Kale - Green leafy vegetables provide iron, calcium and vitamin A. Particularly, kale is definitely an extraordinary source of all of these healthy nutrients and more. It is one of the darkest green vegetables, and for that reason contains high concentrations of the nutrients it contains.
 
 
Poultry - Eat chicken and turkey for protein, but also for zinc and iron.
 
 
Black Beans - Legumes and beans provide protein, iron, zinc and biotin.

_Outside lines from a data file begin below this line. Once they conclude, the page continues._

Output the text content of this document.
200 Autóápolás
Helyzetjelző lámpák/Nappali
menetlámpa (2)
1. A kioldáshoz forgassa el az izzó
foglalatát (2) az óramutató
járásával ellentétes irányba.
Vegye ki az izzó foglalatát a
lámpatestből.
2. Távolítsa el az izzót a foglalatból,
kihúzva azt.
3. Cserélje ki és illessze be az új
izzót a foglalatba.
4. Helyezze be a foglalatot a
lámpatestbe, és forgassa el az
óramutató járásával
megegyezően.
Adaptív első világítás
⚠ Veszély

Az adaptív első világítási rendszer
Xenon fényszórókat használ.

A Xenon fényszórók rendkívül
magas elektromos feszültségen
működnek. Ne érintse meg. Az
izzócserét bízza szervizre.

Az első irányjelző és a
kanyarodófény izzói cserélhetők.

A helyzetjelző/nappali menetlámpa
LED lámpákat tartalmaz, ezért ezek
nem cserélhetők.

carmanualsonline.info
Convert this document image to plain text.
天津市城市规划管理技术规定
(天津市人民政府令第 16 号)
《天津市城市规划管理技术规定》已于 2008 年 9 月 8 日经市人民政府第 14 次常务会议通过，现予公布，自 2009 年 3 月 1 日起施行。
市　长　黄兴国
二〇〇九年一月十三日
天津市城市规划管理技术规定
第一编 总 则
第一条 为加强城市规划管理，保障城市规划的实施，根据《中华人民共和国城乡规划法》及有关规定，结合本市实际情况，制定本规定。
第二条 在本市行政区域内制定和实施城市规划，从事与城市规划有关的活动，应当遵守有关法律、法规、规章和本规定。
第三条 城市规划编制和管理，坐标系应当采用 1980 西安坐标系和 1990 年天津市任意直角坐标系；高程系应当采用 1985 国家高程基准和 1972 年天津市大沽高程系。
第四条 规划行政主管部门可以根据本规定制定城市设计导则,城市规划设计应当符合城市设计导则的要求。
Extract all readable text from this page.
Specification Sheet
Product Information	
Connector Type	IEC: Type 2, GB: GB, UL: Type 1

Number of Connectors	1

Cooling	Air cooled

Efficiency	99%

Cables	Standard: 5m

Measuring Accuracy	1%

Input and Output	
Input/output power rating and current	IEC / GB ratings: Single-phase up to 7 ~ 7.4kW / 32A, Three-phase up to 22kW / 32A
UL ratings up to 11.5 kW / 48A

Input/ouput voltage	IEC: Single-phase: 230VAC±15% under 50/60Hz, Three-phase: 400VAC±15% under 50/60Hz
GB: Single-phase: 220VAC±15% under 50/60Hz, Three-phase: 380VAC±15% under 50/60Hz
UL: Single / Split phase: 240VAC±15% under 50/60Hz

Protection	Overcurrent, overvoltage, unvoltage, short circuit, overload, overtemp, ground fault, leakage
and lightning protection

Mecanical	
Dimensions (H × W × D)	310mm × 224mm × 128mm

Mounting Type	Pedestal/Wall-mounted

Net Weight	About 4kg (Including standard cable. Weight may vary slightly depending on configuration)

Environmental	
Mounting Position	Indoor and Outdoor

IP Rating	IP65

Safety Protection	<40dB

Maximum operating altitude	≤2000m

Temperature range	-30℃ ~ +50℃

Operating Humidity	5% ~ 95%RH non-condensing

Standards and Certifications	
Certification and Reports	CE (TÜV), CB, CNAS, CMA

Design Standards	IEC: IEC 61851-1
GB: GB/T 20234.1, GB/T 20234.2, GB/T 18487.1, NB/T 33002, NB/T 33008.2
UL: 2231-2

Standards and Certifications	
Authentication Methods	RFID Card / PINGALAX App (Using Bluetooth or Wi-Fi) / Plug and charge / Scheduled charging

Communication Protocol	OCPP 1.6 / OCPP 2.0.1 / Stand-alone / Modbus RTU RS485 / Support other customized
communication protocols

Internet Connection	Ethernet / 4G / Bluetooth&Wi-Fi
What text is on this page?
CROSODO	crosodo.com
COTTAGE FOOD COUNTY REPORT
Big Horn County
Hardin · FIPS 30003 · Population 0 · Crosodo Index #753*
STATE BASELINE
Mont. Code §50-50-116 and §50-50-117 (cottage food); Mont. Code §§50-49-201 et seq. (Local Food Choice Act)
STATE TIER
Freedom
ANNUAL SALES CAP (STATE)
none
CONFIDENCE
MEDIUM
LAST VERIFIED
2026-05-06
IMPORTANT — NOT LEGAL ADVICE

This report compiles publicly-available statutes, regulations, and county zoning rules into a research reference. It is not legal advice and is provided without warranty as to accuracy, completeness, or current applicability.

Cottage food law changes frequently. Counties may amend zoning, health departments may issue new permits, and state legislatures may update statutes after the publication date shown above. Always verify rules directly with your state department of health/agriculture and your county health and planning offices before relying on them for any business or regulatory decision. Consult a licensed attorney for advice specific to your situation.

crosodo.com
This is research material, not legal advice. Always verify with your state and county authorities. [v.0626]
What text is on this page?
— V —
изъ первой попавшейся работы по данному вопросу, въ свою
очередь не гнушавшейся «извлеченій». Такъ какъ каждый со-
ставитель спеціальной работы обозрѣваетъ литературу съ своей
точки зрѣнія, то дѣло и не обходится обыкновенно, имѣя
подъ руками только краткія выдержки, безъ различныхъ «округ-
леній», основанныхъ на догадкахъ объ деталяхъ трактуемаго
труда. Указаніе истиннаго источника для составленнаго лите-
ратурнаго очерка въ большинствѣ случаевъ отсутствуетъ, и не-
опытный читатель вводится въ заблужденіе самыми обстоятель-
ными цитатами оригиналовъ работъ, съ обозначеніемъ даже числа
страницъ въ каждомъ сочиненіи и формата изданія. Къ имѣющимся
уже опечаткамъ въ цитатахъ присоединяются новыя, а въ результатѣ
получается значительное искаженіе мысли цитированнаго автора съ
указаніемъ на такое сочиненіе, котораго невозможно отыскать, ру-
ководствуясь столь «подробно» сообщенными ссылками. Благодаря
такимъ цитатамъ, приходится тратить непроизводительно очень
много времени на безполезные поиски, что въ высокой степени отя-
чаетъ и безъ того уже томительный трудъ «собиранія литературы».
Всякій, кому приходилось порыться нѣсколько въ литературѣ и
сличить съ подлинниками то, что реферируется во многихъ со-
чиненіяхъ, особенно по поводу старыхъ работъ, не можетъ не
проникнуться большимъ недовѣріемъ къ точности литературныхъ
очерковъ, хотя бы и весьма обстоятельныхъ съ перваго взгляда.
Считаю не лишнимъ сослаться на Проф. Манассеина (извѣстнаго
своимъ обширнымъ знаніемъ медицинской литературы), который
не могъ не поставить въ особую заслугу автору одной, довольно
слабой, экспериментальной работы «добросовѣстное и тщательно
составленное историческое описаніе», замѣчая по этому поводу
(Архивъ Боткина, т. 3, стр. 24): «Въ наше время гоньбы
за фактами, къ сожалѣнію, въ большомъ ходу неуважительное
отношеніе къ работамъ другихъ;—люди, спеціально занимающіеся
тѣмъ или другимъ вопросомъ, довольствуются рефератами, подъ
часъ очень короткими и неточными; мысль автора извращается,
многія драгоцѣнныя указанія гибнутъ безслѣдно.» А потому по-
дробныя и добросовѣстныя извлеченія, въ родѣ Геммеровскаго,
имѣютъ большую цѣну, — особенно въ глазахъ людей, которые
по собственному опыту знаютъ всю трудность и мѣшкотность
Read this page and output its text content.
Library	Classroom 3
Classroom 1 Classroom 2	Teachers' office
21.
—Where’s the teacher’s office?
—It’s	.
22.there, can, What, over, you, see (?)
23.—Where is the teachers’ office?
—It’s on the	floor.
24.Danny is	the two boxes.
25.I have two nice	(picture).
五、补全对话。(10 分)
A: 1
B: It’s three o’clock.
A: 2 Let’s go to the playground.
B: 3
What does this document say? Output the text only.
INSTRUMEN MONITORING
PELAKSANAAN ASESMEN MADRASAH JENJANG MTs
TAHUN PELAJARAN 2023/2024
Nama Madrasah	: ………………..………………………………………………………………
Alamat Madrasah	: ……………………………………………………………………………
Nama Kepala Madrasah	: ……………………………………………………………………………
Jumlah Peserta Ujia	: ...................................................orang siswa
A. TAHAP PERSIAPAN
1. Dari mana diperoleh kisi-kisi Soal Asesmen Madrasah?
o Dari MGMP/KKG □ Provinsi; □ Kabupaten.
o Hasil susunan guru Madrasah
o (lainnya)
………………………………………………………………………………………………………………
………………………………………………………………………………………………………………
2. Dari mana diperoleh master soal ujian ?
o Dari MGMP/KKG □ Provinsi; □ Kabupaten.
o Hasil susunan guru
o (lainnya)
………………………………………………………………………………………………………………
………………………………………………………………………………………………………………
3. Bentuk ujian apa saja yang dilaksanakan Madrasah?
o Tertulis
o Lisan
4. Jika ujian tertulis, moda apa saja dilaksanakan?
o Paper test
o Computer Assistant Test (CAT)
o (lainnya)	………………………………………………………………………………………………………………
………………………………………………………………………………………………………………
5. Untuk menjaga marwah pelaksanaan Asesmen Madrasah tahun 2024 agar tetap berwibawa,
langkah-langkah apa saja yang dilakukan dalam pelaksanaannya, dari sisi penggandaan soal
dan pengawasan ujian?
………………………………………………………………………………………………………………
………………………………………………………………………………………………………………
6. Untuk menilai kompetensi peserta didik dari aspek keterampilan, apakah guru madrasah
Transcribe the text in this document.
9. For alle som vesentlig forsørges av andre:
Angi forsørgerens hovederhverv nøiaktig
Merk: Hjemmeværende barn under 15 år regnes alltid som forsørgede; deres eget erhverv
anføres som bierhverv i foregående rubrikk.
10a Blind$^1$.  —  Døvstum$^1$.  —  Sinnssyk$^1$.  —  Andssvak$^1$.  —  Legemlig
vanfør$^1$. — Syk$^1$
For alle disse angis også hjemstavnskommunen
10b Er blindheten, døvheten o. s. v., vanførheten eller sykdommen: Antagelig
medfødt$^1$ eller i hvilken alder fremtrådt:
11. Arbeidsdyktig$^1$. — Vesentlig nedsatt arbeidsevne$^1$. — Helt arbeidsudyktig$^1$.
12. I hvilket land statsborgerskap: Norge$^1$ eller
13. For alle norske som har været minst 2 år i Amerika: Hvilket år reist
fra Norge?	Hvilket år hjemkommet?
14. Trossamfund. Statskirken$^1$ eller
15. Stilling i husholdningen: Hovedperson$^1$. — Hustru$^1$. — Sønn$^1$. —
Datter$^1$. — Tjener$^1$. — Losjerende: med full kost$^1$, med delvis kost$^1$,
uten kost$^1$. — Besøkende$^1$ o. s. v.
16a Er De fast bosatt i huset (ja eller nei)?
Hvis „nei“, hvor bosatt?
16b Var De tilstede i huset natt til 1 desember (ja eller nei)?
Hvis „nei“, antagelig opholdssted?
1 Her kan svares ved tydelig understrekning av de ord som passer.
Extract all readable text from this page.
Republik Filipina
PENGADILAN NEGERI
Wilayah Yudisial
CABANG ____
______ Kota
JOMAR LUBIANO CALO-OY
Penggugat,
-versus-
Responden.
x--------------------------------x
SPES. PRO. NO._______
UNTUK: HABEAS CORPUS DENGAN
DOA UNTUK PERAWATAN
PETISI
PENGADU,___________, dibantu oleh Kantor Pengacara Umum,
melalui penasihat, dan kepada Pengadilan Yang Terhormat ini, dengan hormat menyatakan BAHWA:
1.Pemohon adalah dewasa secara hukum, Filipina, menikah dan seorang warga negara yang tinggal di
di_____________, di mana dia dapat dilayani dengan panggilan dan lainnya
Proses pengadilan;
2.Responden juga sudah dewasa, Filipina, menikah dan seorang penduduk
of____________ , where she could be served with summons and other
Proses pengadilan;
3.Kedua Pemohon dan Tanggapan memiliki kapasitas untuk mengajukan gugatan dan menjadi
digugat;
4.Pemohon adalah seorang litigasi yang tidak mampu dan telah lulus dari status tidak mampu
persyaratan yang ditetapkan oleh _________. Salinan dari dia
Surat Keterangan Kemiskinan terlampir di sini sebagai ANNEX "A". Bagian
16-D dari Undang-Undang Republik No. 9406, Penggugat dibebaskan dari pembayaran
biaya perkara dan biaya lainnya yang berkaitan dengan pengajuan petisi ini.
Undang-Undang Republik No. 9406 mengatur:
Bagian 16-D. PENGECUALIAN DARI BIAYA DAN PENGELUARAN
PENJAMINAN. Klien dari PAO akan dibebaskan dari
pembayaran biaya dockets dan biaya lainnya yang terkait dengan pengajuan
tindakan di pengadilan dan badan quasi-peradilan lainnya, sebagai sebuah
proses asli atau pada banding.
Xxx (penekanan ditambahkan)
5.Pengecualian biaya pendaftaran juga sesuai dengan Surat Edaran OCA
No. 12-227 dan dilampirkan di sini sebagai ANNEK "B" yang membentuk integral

Black beans, in particular, are a high performing super bean rich in concentrations of nutrients.
 
 
Supplements
 
 
Of course, it is not enough to merely eat these minerals and vitamins, you have to eat enough of them. Given this, it's reasonable to incorporate a Hair and Nail supplemental pill or any other multi - vitamin into your daily routine to ensure the you get an adequate amount of each of these minerals and vitamins. One down - side to these supplements is they are often quite large and hard to swallow. A simple solution to this really is to also pick up a pill cutter when you purchase the supplements. Specific hair and nail enhancing formulas also often have a very strong and unpleasant odor for them. There isn't much you can do relating to this apart from to hold your breath and swallow!